Based on the latest British and European standards, these documents give best practice guidance and the latest thinking on the various stages of water treatment; from design and pre-commissioning cleaning through to handover and ongoing maintenance.
However, these guidelines are not ‘the law’ and following them to the letter does not always produce the best results.
What is the difference between legislation, codes of practice and guidance?
Legislation contains statutory conditions that must be met in order to comply with the law. Non-compliance can leave organisations and individuals open to prosecution, fines and punishment.
Industry guidelines and codes of practice are not legal documents, however, they can be used as evidence for the prosecution in legal cases.

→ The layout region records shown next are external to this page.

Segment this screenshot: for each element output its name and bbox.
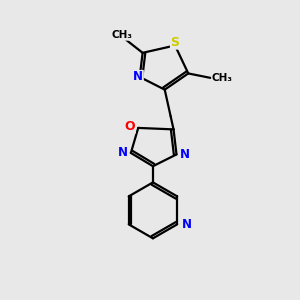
Text: S: S (170, 36, 179, 49)
Text: CH₃: CH₃ (212, 73, 233, 83)
Text: CH₃: CH₃ (112, 30, 133, 40)
Text: N: N (179, 148, 189, 161)
Text: N: N (118, 146, 128, 159)
Text: N: N (182, 218, 192, 231)
Text: O: O (125, 120, 135, 133)
Text: N: N (133, 70, 143, 83)
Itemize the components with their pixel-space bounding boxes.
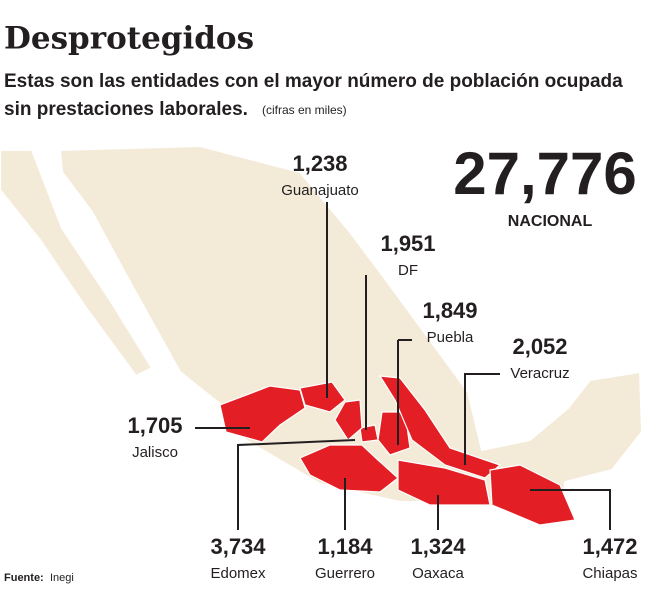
- source-label: Fuente:: [4, 572, 44, 584]
- state-name: Chiapas: [582, 565, 637, 582]
- state-region: [359, 424, 379, 443]
- subtitle-line: sin prestaciones laborales.: [4, 99, 248, 120]
- state-name: Guanajuato: [281, 182, 359, 199]
- state-value: 1,705: [127, 413, 182, 438]
- state-name: Veracruz: [510, 365, 569, 382]
- source-text: Inegi: [50, 572, 74, 584]
- state-region: [489, 464, 576, 526]
- state-value: 1,184: [317, 534, 373, 559]
- state-value: 1,849: [422, 298, 477, 323]
- state-value: 1,951: [380, 231, 435, 256]
- title: Desprotegidos: [4, 21, 254, 57]
- baja-california: [0, 149, 154, 378]
- state-name: Oaxaca: [412, 565, 464, 582]
- subtitle-line: Estas son las entidades con el mayor núm…: [4, 71, 623, 92]
- state-name: DF: [398, 262, 418, 279]
- state-region: [334, 399, 363, 441]
- state-value: 2,052: [512, 334, 567, 359]
- state-name: Edomex: [210, 565, 266, 582]
- state-value: 1,238: [292, 151, 347, 176]
- state-name: Puebla: [427, 329, 474, 346]
- leader-line: [237, 439, 356, 530]
- mainland: [58, 144, 644, 524]
- state-value: 1,472: [582, 534, 637, 559]
- national-value: 27,776: [453, 140, 637, 207]
- leader-line: [397, 339, 412, 445]
- leader-line: [464, 373, 500, 465]
- units-note: (cifras en miles): [262, 103, 347, 117]
- highlighted-states: [219, 375, 576, 526]
- map: [0, 144, 644, 524]
- leader-line: [530, 489, 611, 530]
- national-name: NACIONAL: [508, 213, 593, 230]
- state-name: Guerrero: [315, 565, 375, 582]
- state-region: [397, 459, 491, 506]
- state-value: 3,734: [210, 534, 266, 559]
- state-name: Jalisco: [132, 444, 178, 461]
- state-labels: 1,238 Guanajuato 1,951 DF 1,849 Puebla 2,052 Ve…: [127, 151, 637, 582]
- state-value: 1,324: [410, 534, 466, 559]
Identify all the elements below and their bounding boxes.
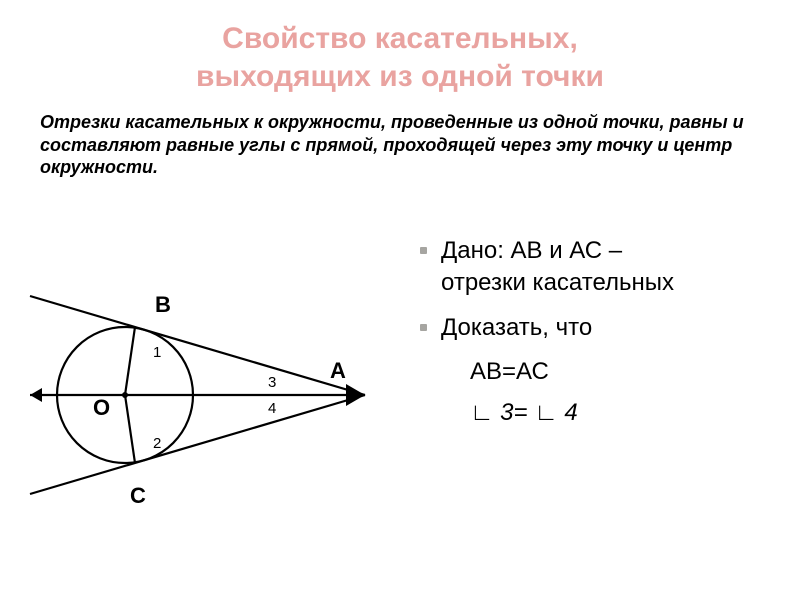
theorem-text: Отрезки касательных к окружности, провед… [0,95,800,187]
given-line2: отрезки касательных [441,269,674,296]
bullet-icon [420,247,427,254]
tangent-diagram: О А В С 1 2 3 4 [20,265,400,525]
svg-text:С: С [130,483,146,508]
title-line2: выходящих из одной точки [0,58,800,96]
diagram-svg: О А В С 1 2 3 4 [20,265,400,525]
svg-text:2: 2 [153,435,161,452]
prove-bullet: Доказать, что [420,312,780,344]
equality-1: АВ=АС [420,356,780,388]
page-title: Свойство касательных, выходящих из одной… [0,0,800,95]
title-line1: Свойство касательных, [0,20,800,58]
prove-text: Доказать, что [441,312,780,344]
given-line1: Дано: АВ и АС – [441,237,622,264]
svg-text:О: О [93,395,110,420]
svg-text:А: А [330,358,346,383]
given-bullet: Дано: АВ и АС – отрезки касательных [420,235,780,300]
equality-2: ∟ 3= ∟ 4 [420,397,780,429]
svg-text:В: В [155,292,171,317]
svg-text:4: 4 [268,400,276,417]
svg-text:1: 1 [153,344,161,361]
bullet-icon [420,324,427,331]
svg-text:3: 3 [268,374,276,391]
given-prove-block: Дано: АВ и АС – отрезки касательных Дока… [420,235,780,437]
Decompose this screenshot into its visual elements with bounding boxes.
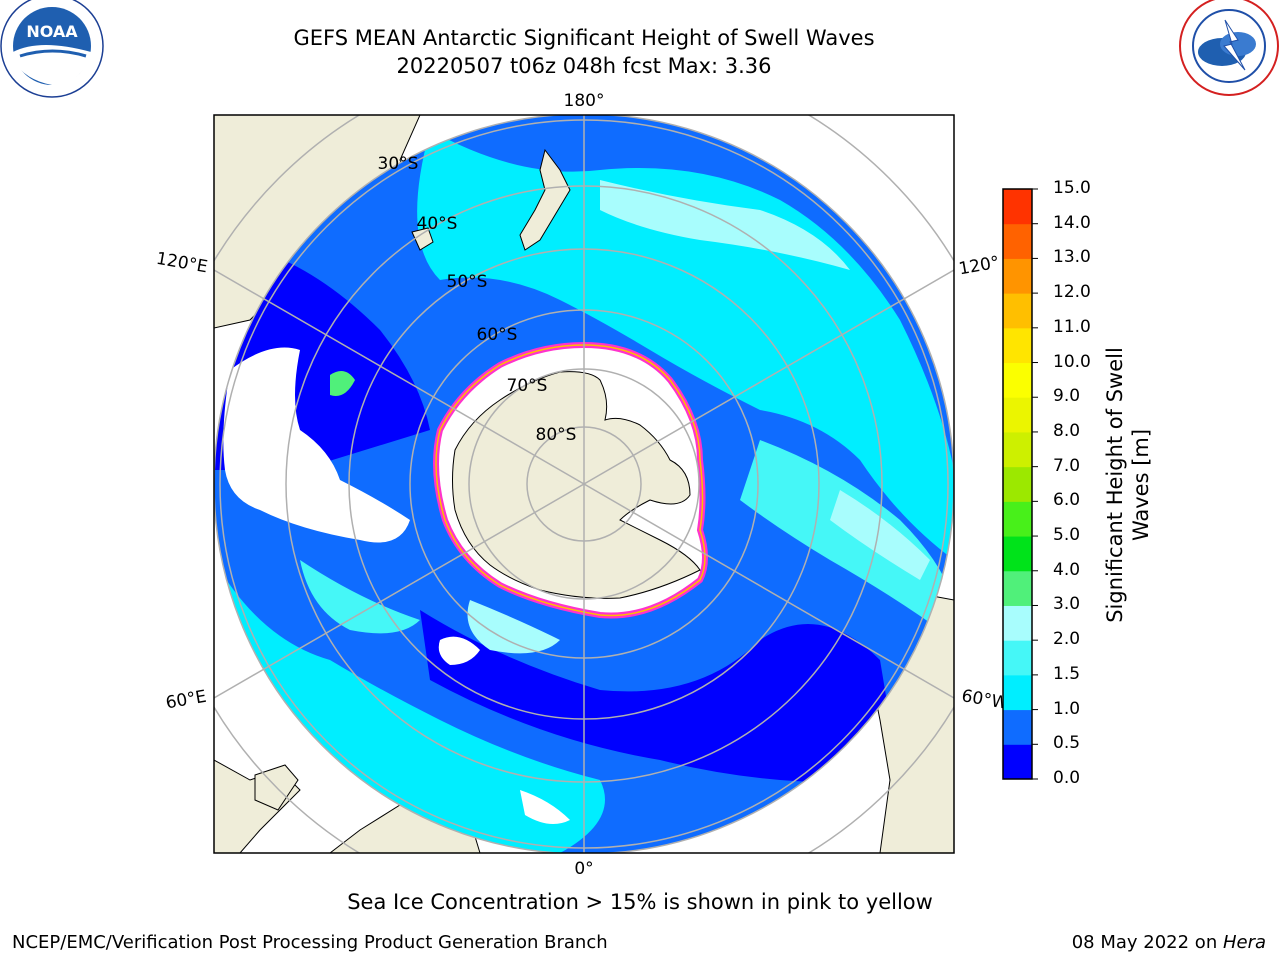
colorbar-segment [1003, 466, 1032, 502]
colorbar-tick-label: 9.0 [1053, 386, 1081, 407]
credit-date: 08 May 2022 on [1071, 932, 1223, 953]
lat-label-40s: 40°S [417, 214, 458, 234]
colorbar-tick-label: 13.0 [1053, 247, 1091, 268]
colorbar-segment [1003, 570, 1032, 606]
colorbar-tick-label: 7.0 [1053, 455, 1081, 476]
colorbar [1002, 188, 1038, 780]
colorbar-segment [1003, 431, 1032, 468]
plot-title-line2: 20220507 t06z 048h fcst Max: 3.36 [396, 54, 772, 78]
lon-label-120w: 120° [957, 253, 1001, 280]
colorbar-tick-label: 14.0 [1053, 212, 1091, 233]
colorbar-segment [1003, 223, 1032, 259]
colorbar-tick-label: 3.0 [1053, 594, 1081, 615]
colorbar-tick-label: 15.0 [1053, 178, 1091, 198]
colorbar-tick-label: 0.5 [1053, 733, 1081, 754]
noaa-logo: NOAA [0, 0, 104, 98]
colorbar-segment [1003, 536, 1032, 572]
colorbar-frame [1002, 188, 1033, 780]
map-area [214, 115, 954, 853]
lon-label-0: 0° [574, 859, 593, 879]
colorbar-segment [1003, 362, 1032, 398]
colorbar-title-line2: Waves [m] [1129, 428, 1153, 542]
colorbar-segment [1003, 327, 1032, 364]
colorbar-tick-label: 10.0 [1053, 351, 1091, 372]
credit-right: 08 May 2022 on Hera [1072, 932, 1266, 953]
colorbar-segment [1003, 189, 1032, 225]
colorbar-tick-label: 1.0 [1053, 698, 1081, 719]
colorbar-segment [1003, 709, 1032, 745]
colorbar-segment [1003, 674, 1032, 711]
map-frame [213, 114, 955, 854]
colorbar-tick-label: 1.5 [1053, 663, 1081, 684]
lat-label-50s: 50°S [447, 272, 488, 292]
lat-label-80s: 80°S [536, 425, 577, 445]
colorbar-segment [1003, 744, 1032, 780]
credit-machine: Hera [1222, 932, 1266, 953]
colorbar-tick-label: 2.0 [1053, 629, 1081, 650]
plot-title-line1: GEFS MEAN Antarctic Significant Height o… [293, 26, 875, 50]
colorbar-tick-label: 12.0 [1053, 282, 1091, 303]
colorbar-segment [1003, 397, 1032, 433]
sea-ice-note: Sea Ice Concentration > 15% is shown in … [347, 890, 933, 914]
colorbar-segment [1003, 640, 1032, 676]
colorbar-tick-label: 6.0 [1053, 490, 1081, 511]
lon-label-180: 180° [564, 91, 605, 111]
colorbar-segment [1003, 605, 1032, 641]
graticule [214, 115, 954, 853]
lat-label-70s: 70°S [507, 376, 548, 396]
colorbar-segment [1003, 258, 1032, 294]
colorbar-segment [1003, 293, 1032, 329]
credit-left: NCEP/EMC/Verification Post Processing Pr… [12, 932, 608, 953]
nws-logo [1179, 0, 1279, 96]
lon-label-120e: 120°E [155, 249, 209, 278]
colorbar-segment [1003, 501, 1032, 537]
colorbar-tick-label: 5.0 [1053, 525, 1081, 546]
lat-label-60s: 60°S [477, 325, 518, 345]
colorbar-tick-label: 11.0 [1053, 316, 1091, 337]
colorbar-title-line1: Significant Height of Swell [1103, 347, 1127, 623]
antarctica [452, 371, 701, 599]
colorbar-tick-label: 4.0 [1053, 559, 1081, 580]
colorbar-tick-label: 0.0 [1053, 768, 1081, 788]
noaa-logo-text: NOAA [26, 22, 78, 41]
colorbar-tick-label: 8.0 [1053, 420, 1081, 441]
new-zealand [519, 148, 571, 251]
lat-label-30s: 30°S [378, 154, 419, 174]
lon-label-60e: 60°E [164, 687, 208, 714]
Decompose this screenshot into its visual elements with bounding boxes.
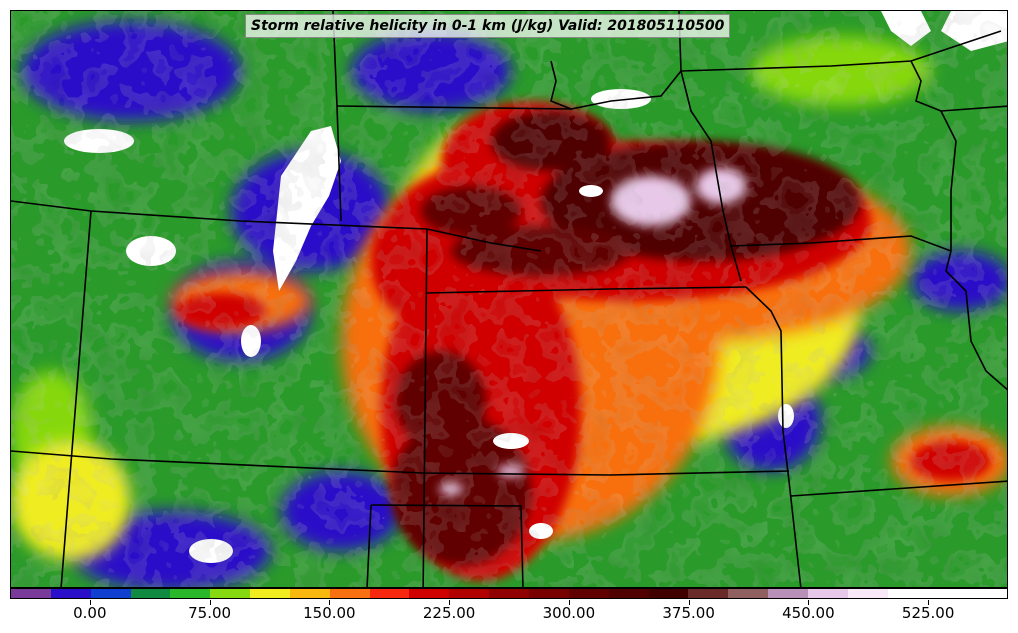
- tick-label: 225.00: [422, 604, 476, 622]
- colorbar-swatch-5: [210, 589, 251, 598]
- colorbar-swatch-14: [568, 589, 609, 598]
- colorbar-swatch-24: [967, 589, 1008, 598]
- colorbar-swatch-15: [608, 589, 649, 598]
- colorbar-swatch-19: [768, 589, 808, 598]
- tick-mark: [808, 600, 810, 605]
- colorbar-swatch-17: [688, 589, 729, 598]
- colorbar-swatch-16: [648, 589, 689, 598]
- map-canvas: [11, 11, 1007, 587]
- tick-mark: [89, 600, 91, 605]
- colorbar: [10, 588, 1008, 599]
- colorbar-swatch-7: [289, 589, 330, 598]
- map-title: Storm relative helicity in 0-1 km (J/kg)…: [245, 14, 731, 38]
- colorbar-swatch-12: [489, 589, 529, 598]
- colorbar-swatch-9: [369, 589, 410, 598]
- colorbar-swatch-1: [50, 589, 91, 598]
- tick-label: 150.00: [303, 604, 356, 622]
- state-boundaries: [11, 11, 1007, 587]
- colorbar-swatch-22: [887, 589, 928, 598]
- tick-label: 525.00: [901, 604, 955, 622]
- colorbar-swatch-13: [528, 589, 569, 598]
- colorbar-swatch-3: [130, 589, 171, 598]
- tick-label: 375.00: [662, 604, 715, 622]
- tick-label: 300.00: [542, 604, 596, 622]
- tick-mark: [209, 600, 211, 605]
- colorbar-swatch-0: [11, 589, 51, 598]
- colorbar-swatch-23: [927, 589, 968, 598]
- tick-label: 75.00: [188, 604, 232, 622]
- colorbar-swatch-18: [728, 589, 769, 598]
- helicity-map: [10, 10, 1008, 588]
- colorbar-swatch-20: [807, 589, 848, 598]
- colorbar-swatch-10: [409, 589, 450, 598]
- tick-mark: [329, 600, 331, 605]
- tick-mark: [449, 600, 451, 605]
- colorbar-swatch-2: [90, 589, 131, 598]
- colorbar-ticks: 0.00 75.00 150.00 225.00 300.00 375.00 450.00 5…: [10, 600, 1008, 630]
- colorbar-swatch-8: [329, 589, 370, 598]
- tick-mark: [688, 600, 690, 605]
- tick-mark: [928, 600, 930, 605]
- colorbar-swatch-6: [250, 589, 290, 598]
- colorbar-swatch-4: [170, 589, 211, 598]
- colorbar-swatch-21: [847, 589, 888, 598]
- colorbar-swatch-11: [449, 589, 490, 598]
- tick-mark: [568, 600, 570, 605]
- tick-label: 450.00: [782, 604, 835, 622]
- tick-label: 0.00: [73, 604, 107, 622]
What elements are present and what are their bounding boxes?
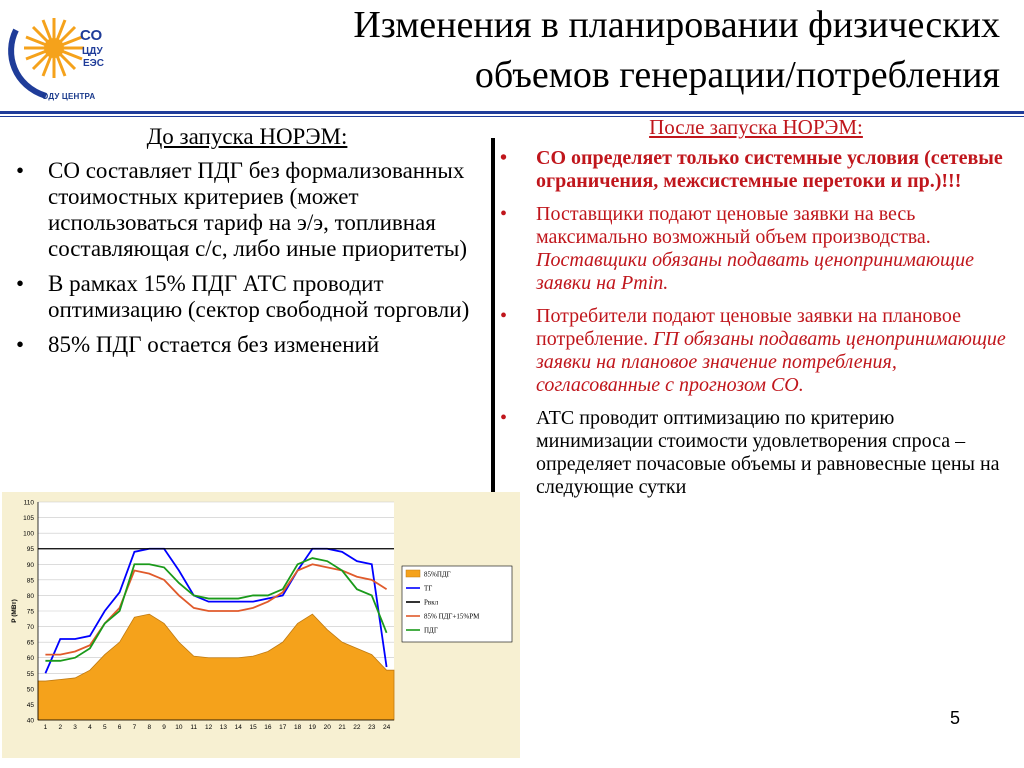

Following the best practice advice in these documents will, in most cases, ensure compliance with any relevant legal requirements.
What is the problem with industry guidance?
While there is little doubt about the crucial role BSRIA guidance plays in informing water treatment policy, the problem lies with how the guidelines are interpreted and applied.
For example, BSRIA BG29 (Pre-commission cleaning of closed systems) and BS 8552:2020 (Sampling and Monitoring of Water from Building Services Closed Systems – Code of Practice) give guidance about pre-commissioning cleaning, yet despite this, there is still a major problem with corrosion in closed-circuit systems.
One of the reasons for this – and a common issue we see again and again – is that BG29 has been taken as the law, with little thought given to the individual system.
How should industry guidance be used?
BG29 contains the latest thinking surrounding pre-commissioning cleaning and is therefore a vital resource for design engineers, installation contractors, facilities managers and anyone involved in the pre-commissioning cleaning process.
It should be used to inform the method statement, rather than blindly followed without taking into account the specifics of that particular system.
The key point here is that BSRIA guidelines are not legislation and they should not be treated as such. While they can be used as evidence in legal cases, simply stating that BSRIA guidelines have been followed will, in many cases, not meet the mark.
Bespoke is best!
There is no silver-bullet approach to pre-commissioning cleaning or water treatment in general and taking this approach could lead to all sorts of problems further down the line, with corrosion, pipe degradation and over flushing, which wastes huge amounts of water and chemicals.
While water systems that are cleaned and maintained in accordance with BSRIA guidance are less likely to experience operational issues, every water system is unique in its operational environment, application and usage.
To get the best results, water treatment policy needs to go beyond the guidelines, using BG29 as a starting point together with monitoring and trend analysis to allow FMs and building managers to manage their HVAC systems in a bespoke and efficient way.